As with other PM materials, the suffix number denotes the specified minimum strength value expressed in 103 psi.

In the case of soft-magnetic alloys, the phosphorus containing irons are treated differently, since the amount of phosphorus is usually less than 1%. To indicate more accurately the nominal amount of phosphorus the code takes the nominal percent phosphorus, multiplies by 100 and uses this number for the first two digits in the code. The last two digits remain "00" since no carbon is required. For example, the iron-0.45% phosphorus alloy would be designated as: FY-4500.

Suffix Digit Code

The two- or three-digit suffix represents the minimum strength value, expressed in 103 psi, that the user can expect from the PM material possessing that chemical composition. In the as-sintered condition the strength is tensile yield; in the heat treated condition, it is ultimate tensile.

Examples of PM Material Designation Coding

Material

Nominal Compositions by Percent

Complete Code for Material, Composition & Minimum Strength (103 psi)

PM Bronze

Cu-90, SN-10

CT-1000-13

PM Nickel-Silver

Cu-64, NI-18, Zn-18

CNZ-1818-17

PM Nickel-Silver

Cu-64, Ni-18, Zn-16, Pb-2

CNZP-1816-13

PM Brass

Cu-90, Zn-10

CZ-1000-11

PM Brass

Cu-78, Zn-20, Pb-2

CZP-2002-12

As-sintered

Heat Treated

PM Iron

Fe, 99, C-0.2

F-0000-20

---

PM Steel

Fe, 98, C-0.8

F-0008-38

F-0008-85HT

PM Copper Steel

Fe, 96, Cu-2, C-0.8

FC-0208-60

FC-0209-95HT

PM Nickel Steel

Fe, 96, Ni-2, C-0.5

FN-0205-35

FN-0205-180HT

PM Infiltrated Iron

Fe, 78, Cu-20 FX-2000-25 ---

PM Infiltrated Steel

Fe, 77, Cu-20, C-0.8

FX-2008-60

FX-2008-90HT

PM Phosphorus Iron

Fe, P-0.45

FY-4500-20W

---

PM Stainless Steel (austenitic)

AISI 316 (modified)

SS-316N1-25

---

PM Stainless Steel (martensitic)

AISI 410 (modified)

SS-410-90HT

PM 4600 Steel (prealloyed)

AISI 4600 (modified), C-0.5

FL-4605-45

FL-4605-140HT

PM 4200 Steel (hybrid low-allow)

AISI 4200 (modified), Ni-1.5, C-0.5

FLN-4205-40

FLN-4205-105HT

Suffix Letter Code

When the code designation "HT" appears after the suffix digits it is understood that the PM material specified has been heat treated (quench hardened and tempered or sinter-hardened) and that the strength represented is ultimate tensile in 103psi.
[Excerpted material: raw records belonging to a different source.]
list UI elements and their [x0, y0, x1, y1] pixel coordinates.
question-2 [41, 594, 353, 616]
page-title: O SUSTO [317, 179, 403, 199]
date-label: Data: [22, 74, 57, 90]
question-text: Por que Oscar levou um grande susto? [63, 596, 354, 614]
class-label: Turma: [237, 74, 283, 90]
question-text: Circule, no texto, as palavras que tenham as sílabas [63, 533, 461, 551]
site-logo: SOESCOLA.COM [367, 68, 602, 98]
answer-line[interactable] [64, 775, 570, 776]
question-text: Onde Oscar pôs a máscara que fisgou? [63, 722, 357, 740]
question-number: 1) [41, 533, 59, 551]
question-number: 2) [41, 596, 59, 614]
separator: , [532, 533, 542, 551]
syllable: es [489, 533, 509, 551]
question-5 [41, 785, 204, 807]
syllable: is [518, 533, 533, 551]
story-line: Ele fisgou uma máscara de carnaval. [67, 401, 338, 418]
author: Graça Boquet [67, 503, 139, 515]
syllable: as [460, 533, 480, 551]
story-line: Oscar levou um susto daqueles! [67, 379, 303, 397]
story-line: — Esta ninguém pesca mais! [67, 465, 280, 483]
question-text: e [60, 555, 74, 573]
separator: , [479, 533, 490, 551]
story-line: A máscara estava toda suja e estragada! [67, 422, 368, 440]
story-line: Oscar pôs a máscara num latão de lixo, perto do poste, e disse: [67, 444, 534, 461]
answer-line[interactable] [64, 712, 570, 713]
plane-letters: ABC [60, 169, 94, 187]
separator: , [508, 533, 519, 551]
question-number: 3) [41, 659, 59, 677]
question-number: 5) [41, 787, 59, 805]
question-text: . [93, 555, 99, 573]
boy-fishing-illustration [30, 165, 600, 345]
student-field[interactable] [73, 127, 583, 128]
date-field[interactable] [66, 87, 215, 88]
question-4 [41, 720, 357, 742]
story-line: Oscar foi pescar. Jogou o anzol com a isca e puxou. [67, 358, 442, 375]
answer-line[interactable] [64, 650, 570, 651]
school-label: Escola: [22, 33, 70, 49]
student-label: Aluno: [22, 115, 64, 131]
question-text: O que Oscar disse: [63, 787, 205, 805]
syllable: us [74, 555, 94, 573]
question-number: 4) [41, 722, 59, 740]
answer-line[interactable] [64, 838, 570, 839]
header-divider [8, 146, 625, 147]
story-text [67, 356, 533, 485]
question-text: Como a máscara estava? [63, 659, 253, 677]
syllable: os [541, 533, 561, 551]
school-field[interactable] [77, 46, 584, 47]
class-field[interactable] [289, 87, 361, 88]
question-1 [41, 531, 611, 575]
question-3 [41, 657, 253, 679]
In the case of the soft-magnetic alloys the suffix does NOT designate yield or tensile strength, but rather the maximum coercive field strength (10 times the value in oersteds) and an alphabetic designator for the minimum density as follows:

Designator

Minimum
Density (g/cm3

U

6.5

V

6.7

W

6.9

X

7.1

Y

7.3

Z

7.4

For example, a pure iron material at a minimum density of 6.9 g/cm3 and coercive field strength of 2.3 Oe would be designated as F-0000-23W. The iron-0.45% phosphorus alloy at a 7.1 g/cm3 minimum density and coercive field strength of 2.0 Oe would be designated as FY-4500-20X.